Après une brève période d'accalmie, l'épidémie de Covid-19 tend à reprendre légèrement en France. Cette situation inquiète particulièrement les principaux acteurs dans le milieu hospitalier et dans le secteur de l'assurance santé. Les spécialistes évoquent même la possibilité d'une seconde vague vers octobre ou novembre, à l'issue du ralentissement de la propagation du virus durant l'été.

Pour éviter toute recrudescence en cette période post-confinement, les autorités prennent des dispositions.

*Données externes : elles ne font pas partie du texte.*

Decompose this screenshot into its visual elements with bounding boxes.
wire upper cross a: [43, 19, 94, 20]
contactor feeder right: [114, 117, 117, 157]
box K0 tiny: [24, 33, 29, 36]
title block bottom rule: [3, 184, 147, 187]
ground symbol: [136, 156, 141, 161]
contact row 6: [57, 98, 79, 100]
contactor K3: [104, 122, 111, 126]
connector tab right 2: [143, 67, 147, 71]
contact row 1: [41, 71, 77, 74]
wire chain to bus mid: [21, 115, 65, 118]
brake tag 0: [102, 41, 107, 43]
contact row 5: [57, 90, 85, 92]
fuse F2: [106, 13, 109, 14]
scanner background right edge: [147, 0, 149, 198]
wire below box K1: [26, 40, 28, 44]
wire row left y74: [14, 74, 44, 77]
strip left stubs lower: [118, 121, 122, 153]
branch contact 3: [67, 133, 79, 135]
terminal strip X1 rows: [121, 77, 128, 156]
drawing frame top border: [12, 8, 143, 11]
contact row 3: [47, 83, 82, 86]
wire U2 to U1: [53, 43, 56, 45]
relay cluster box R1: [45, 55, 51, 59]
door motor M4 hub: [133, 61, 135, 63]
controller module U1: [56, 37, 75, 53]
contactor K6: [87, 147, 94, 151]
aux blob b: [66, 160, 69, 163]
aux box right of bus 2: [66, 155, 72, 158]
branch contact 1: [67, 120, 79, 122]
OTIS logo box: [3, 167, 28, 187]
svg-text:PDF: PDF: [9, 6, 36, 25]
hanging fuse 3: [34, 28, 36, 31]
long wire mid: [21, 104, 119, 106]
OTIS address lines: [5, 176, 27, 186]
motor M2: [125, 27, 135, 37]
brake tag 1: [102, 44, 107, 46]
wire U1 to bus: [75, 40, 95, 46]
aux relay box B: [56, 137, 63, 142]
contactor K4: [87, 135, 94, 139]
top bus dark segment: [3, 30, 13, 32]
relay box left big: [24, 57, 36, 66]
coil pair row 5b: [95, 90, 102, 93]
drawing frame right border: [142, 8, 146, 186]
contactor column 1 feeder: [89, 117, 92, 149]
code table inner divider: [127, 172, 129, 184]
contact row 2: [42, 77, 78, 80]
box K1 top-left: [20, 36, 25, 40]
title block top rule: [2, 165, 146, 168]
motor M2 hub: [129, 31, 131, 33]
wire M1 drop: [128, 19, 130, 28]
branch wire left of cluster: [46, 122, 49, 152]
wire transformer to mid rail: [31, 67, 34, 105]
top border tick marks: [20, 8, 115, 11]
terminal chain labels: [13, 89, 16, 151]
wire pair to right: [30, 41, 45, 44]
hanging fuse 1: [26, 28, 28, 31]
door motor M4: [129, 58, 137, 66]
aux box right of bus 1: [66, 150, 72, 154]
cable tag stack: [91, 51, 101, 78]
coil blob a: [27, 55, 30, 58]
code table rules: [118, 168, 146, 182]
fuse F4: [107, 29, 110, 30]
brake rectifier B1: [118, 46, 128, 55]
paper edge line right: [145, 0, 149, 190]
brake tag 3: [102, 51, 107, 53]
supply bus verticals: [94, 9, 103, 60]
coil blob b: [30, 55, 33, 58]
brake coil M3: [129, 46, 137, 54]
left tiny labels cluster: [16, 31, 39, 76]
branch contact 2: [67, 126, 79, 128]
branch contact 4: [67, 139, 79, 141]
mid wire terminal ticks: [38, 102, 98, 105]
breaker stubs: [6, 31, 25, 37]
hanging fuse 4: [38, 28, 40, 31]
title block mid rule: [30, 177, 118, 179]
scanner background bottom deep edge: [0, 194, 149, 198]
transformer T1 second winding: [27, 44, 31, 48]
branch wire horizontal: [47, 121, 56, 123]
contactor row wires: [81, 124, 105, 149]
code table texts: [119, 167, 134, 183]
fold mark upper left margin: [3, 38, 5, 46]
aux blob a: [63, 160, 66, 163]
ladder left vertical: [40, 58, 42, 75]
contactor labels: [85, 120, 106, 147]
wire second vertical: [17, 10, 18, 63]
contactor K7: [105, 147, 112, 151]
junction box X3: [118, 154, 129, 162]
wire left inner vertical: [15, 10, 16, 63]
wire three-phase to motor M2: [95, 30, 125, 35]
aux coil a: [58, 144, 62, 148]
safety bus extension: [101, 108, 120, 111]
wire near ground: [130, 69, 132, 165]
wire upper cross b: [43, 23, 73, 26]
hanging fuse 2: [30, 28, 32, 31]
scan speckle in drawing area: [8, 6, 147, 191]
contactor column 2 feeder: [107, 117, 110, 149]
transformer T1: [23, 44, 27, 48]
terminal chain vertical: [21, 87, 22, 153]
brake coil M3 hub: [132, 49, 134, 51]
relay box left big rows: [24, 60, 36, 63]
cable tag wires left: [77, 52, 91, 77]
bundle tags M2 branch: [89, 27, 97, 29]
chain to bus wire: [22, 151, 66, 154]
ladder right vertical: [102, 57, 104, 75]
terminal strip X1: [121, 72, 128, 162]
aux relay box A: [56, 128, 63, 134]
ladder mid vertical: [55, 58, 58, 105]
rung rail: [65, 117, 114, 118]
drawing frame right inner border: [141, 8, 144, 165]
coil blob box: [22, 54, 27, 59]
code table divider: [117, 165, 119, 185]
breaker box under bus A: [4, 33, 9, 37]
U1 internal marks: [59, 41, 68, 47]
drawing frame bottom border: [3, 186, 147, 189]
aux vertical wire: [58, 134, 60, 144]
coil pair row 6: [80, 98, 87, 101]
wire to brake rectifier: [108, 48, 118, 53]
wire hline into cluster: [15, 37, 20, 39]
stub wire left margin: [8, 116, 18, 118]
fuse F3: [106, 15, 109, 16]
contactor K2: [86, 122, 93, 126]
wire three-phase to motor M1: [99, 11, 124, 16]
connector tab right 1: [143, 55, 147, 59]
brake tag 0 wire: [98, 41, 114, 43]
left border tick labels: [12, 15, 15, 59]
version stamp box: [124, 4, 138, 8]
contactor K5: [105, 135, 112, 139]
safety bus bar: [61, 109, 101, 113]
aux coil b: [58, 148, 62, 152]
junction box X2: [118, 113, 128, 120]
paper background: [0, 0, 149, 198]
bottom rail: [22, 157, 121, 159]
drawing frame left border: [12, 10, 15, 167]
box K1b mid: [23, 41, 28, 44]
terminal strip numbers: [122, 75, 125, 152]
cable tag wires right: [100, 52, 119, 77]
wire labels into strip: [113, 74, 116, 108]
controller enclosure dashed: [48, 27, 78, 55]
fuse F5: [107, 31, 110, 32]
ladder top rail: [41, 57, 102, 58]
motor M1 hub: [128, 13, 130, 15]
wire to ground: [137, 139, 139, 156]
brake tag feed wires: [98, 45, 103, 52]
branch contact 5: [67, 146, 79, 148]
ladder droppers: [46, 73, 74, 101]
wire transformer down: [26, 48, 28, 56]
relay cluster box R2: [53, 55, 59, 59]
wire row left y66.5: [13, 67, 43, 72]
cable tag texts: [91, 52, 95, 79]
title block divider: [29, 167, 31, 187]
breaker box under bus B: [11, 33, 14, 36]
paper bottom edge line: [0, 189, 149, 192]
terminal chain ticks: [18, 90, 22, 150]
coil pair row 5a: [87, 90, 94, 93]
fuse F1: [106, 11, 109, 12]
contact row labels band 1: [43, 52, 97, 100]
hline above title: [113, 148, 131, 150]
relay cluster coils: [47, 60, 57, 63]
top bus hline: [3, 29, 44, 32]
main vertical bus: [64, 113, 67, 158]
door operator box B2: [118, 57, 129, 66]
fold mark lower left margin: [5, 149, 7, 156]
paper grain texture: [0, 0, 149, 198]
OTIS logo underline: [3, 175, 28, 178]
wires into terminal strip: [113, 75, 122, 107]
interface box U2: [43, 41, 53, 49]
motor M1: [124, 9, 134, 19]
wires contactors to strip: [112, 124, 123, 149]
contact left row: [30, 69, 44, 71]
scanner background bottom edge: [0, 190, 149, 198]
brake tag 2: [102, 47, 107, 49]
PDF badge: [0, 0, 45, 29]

Après avoir imposé le port du masque dans les espaces clos, les pouvoirs publics ont permis d'élargir cette obligation à d'autres endroits. Certaines plages sont également fermées la nuit. Enfin, les tests sont renforcés à l'échelle nationale.


Des cas contacts en baisse

Selon Santé publique France, un porteur du SARS-CoV-2 réalise un test en moyenne dans les 4,6 jours après les premiers symptômes de la maladie. Durant ce laps de temps, les risques de transmission du virus sont importants, surtout en cas de négligence des gestes barrières. Ce délai tend par ailleurs à croître depuis début juillet 2020. Pourtant, comme l'a rappelé l'agence nationale :

La réduction des délais de prise en charge est l'un des enjeux du suivi du dépistage. Seuls des délais courts permettent de briser les chaînes de transmission.

D'autre part, un sujet testé positif était associé à 4,1 cas contacts en moyenne courant juillet. Les chiffres en la matière ont sensiblement baissé durant les deux dernières semaines du mois. Les autorités sanitaires y voient le reflet de l'application et de l'efficacité des mesures sanitaires recommandées. Cela dit, le niveau reste élevé par rapport aux 3,6 cas contacts par individu positif constatés en mai dernier.

Une nette amélioration du rythme de dépistage

En dépit des circonstances, les professionnels de santé saluent les efforts fournis par les pouvoirs publics, notamment dans la multiplication du nombre de dépistages. Lors de son point d'information hebdomadaire, Santé publique France a annoncé la réalisation de 439 000 tests entre le 20 et le 26 juillet 2020. Ce chiffre se traduit par une proportion de 677 individus dépistés sur 100 000 personnes.

À titre de comparaison, la France recensait 100 000 tests par semaine au plus fort de l'épidémie fin mars. Actuellement, jusqu'à 500 000 dépistages hebdomadaires sont réalisés selon le ministère de la Santé. Il faut savoir que ce dernier a permis de rembourser les tests sans ordonnance pour encourager la population à se faire dépister.

Selon les observateurs, la France devance désormais l'Allemagne dans ce domaine. Ce pays teste en effet près de 500 000 patients par semaine. Toutefois, le nombre d'habitants sur son territoire est 20 % plus élevé par rapport à celui de l'Hexagone.